At the heart of the Rick Owens fall/winter 2014 menswear show was the idea of protection. Protection build from being part of a group with its own distinctive dress codes and sartorial rules. Protection in the way the cut and weight of a garment can shield the wearer from the world. And protection seen through one of its most literal interpretations -bullet proof and tactical vests.
In this show Owens enveloped his model’s bodies in thick tunic tops and stiff leather jackets that he paired with super wide city shorts and wader high boots, often leaving just bare arms exposed to the elements. He created an army of street savvy warrior’s whose mission in life took a positive or negative slant depending on how the show’s headgear was interpreted. Gangster do-rag or religious headscarf. What emotion were they intended to evoke in the audience? Or was their uncertain origins exactly the point.
As if to undermined the threatening undercurrent of his outfits the designer also offered an alternative silhouette. Oversized leather or cashmere onesies cut with a zipper curving over the rump- nothing deflates the masculinity of a garment faster then a trap door to the derrière.
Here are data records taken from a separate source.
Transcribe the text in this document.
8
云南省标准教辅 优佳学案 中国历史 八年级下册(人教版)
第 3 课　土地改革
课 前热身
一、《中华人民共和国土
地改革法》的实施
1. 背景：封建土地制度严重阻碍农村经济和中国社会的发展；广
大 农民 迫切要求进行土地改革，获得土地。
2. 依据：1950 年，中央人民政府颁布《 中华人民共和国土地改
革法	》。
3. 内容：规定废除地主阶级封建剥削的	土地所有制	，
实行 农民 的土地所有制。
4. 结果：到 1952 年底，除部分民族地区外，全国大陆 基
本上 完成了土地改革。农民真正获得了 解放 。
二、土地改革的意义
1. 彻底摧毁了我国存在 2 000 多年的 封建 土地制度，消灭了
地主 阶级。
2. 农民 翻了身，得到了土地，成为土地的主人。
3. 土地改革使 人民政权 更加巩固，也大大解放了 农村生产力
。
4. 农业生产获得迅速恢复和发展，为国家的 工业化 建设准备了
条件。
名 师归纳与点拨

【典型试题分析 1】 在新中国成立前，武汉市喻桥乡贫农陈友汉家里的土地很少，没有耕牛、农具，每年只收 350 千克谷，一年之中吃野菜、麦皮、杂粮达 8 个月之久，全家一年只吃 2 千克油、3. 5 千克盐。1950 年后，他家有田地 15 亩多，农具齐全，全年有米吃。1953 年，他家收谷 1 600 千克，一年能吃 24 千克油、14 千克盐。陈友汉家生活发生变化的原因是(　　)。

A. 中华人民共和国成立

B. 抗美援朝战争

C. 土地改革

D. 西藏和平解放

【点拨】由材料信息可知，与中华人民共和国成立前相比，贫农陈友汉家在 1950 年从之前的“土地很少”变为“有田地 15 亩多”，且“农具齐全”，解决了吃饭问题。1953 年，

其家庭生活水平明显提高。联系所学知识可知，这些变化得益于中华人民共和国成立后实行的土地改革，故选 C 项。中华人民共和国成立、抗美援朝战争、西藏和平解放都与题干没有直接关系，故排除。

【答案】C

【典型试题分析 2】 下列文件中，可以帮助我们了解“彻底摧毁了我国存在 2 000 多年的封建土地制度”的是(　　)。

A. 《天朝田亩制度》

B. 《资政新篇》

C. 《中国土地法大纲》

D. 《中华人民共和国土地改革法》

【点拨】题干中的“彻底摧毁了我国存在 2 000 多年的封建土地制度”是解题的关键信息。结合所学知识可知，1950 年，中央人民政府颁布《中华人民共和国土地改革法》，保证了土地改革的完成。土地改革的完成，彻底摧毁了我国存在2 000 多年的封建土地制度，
His choice to cut his protective police vests in glossy satin and the addition of stiff satin scarves tied with artistic flourish around the neck were other ways Owens was able to deflect and soften his defensive ensembles.
But what you walked away with from this show wasn’t a feeling of being deflected or put off of the outfits. With his endearing touches Owen actually built a desire in his audience to try and find a way past all the protection and connect with the man within.